ANDREA ROBERTS is an Assistant Professor of Urban Planning at Texas A&M University. She is a fellow with the Hazard Reduction and Recovery Center, Center for Heritage Conservation, and the Africana Studies Program. Dr. Roberts holds a Ph.D. in planning from The University of Texas at Austin (2016), an M.A. in government administration from the University of Pennsylvania (2006), and a B.A. in political science from Vassar College (1996). Her 12 years of nonprofit and government administration, political campaign, and community development experience inform her efforts to move disappearing Black communities—facing sprawl, displacement, and resource extraction—from the margin to the center of public discourse and research.

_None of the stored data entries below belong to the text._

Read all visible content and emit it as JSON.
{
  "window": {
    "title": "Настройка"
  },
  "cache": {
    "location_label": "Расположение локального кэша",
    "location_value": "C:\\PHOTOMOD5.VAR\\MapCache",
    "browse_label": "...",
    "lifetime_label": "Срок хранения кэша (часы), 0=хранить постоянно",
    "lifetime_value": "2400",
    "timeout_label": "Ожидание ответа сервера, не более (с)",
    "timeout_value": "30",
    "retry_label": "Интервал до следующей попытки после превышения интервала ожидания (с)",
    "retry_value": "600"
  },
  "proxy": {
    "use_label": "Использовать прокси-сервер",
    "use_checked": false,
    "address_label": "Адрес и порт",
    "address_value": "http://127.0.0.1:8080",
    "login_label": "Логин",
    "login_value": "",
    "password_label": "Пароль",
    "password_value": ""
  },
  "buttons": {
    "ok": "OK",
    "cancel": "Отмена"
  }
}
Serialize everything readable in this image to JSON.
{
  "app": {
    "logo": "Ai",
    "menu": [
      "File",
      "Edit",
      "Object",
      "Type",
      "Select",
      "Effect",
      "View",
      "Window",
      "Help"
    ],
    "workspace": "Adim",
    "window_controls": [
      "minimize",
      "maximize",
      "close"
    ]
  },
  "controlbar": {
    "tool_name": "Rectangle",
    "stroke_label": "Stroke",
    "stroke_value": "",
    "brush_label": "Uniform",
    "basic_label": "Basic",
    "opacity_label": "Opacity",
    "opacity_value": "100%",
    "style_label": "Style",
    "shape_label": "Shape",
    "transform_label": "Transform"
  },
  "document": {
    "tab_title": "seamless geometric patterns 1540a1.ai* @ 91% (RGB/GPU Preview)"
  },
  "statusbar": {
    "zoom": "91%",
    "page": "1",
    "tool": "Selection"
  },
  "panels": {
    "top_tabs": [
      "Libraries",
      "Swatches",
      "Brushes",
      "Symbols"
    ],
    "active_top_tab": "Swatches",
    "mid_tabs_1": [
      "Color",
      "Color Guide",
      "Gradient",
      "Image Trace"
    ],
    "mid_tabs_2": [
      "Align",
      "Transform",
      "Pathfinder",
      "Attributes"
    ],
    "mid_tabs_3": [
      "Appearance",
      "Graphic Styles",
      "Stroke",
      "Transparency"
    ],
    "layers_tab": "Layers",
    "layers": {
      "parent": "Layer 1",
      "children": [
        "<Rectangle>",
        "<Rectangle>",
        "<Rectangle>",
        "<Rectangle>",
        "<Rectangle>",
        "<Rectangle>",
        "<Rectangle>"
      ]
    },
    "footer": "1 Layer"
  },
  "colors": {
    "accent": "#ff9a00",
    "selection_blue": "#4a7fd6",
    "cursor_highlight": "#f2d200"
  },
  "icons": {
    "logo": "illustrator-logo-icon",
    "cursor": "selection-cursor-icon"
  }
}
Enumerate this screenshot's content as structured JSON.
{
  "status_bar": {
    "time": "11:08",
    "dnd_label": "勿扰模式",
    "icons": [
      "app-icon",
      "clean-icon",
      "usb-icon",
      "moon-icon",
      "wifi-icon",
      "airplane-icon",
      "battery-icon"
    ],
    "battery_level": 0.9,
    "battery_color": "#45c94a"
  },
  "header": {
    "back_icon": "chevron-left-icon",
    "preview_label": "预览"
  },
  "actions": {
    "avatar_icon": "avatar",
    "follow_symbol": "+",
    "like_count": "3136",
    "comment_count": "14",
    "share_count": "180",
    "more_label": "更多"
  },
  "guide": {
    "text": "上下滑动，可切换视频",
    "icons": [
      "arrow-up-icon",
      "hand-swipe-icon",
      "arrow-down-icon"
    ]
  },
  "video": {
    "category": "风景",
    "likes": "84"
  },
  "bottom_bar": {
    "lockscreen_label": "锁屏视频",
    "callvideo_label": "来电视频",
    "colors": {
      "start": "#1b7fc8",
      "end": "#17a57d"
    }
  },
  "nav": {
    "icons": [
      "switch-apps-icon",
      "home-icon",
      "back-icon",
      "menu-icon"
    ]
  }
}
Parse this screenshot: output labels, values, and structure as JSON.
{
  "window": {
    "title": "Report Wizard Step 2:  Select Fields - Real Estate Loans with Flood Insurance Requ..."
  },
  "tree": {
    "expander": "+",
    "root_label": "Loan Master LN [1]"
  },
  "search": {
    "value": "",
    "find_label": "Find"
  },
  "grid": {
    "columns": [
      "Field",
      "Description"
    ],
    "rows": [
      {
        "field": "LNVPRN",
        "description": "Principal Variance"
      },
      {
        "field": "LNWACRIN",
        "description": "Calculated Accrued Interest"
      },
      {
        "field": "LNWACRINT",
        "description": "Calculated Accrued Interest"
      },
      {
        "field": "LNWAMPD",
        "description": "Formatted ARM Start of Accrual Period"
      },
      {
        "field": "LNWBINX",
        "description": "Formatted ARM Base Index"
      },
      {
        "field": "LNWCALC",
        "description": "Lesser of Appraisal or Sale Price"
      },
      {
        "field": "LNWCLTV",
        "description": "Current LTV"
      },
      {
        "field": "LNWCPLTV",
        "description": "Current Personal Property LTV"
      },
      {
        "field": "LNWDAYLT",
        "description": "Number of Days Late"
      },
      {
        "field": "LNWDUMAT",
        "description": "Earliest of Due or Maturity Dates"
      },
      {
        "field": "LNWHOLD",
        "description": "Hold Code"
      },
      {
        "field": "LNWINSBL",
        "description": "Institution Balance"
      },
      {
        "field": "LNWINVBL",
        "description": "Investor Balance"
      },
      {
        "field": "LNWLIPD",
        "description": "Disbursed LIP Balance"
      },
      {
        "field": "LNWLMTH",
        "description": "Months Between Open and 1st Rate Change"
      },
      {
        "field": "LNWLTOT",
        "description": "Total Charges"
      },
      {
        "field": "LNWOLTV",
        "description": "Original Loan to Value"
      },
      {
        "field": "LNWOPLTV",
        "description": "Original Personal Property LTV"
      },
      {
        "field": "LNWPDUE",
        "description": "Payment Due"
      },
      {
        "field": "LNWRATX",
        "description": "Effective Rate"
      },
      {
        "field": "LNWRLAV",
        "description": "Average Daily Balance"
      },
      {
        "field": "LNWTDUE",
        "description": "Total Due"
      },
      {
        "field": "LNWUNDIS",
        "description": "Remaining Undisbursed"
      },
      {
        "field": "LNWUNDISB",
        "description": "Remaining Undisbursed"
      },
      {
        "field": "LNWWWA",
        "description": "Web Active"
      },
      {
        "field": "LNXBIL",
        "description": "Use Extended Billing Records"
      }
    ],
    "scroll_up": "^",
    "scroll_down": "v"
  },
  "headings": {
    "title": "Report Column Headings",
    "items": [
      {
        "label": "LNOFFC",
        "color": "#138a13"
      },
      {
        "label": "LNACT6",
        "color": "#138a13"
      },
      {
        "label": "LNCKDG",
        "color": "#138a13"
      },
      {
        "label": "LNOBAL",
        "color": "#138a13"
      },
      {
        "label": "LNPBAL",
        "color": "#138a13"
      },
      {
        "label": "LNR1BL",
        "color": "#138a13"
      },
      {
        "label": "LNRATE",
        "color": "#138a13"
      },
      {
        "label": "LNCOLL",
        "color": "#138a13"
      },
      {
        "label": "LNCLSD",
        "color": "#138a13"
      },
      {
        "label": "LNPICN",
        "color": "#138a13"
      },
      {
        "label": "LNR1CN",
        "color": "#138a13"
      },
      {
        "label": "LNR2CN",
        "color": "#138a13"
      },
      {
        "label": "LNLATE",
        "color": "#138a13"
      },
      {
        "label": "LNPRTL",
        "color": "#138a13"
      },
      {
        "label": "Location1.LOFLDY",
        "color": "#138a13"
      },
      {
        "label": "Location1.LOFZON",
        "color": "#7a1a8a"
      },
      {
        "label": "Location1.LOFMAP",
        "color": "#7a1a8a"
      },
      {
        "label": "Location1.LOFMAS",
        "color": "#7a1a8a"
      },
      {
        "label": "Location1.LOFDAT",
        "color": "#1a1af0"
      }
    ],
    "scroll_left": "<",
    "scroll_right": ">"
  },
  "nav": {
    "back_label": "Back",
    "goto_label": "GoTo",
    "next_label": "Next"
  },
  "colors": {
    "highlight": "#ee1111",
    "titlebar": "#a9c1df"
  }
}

As Director of The Texas Freedom Colonies Project™, she trains student researchers, volunteers, and the freedom colony diaspora to contribute place histories and memories to the TXFCP Study and Atlas, a publicly accessible map and settlement database. The Texas Department of Transportation and the Council of Texas Archeologists use the platform to identify Black historic resources at risk. The Journal of Planning History, Buildings and Landscapes, the Journal of the American Planning Association, the Journal of Community Archaeology and Heritage, Planning Theory & Practice, and Environmental Justice have published her peer-reviewed scholarship. She’s written commentaries for Newsweek and The Conversation.
Dr. Roberts is also the Consultant/Owner of Freedom Colonies Project, LLC, which provides research and DEIA workshops for preservation organizations. She is a Texas State Board of Review member and a National Monument Audit Advisory Board member. She has received awards for her engaged scholarship from The Vernacular Architecture Forum and the Urban Affairs Association. Dr. Roberts is a 2020-21 Whiting Public Engagement Fellow and was a 2020 Visiting Scholar at Yale’s Gilder Lehrman Center for the Study of Slavery, Resistance, Abolition. Currently, she’s writing a book about Black historic preservation practice for The University of Texas Press.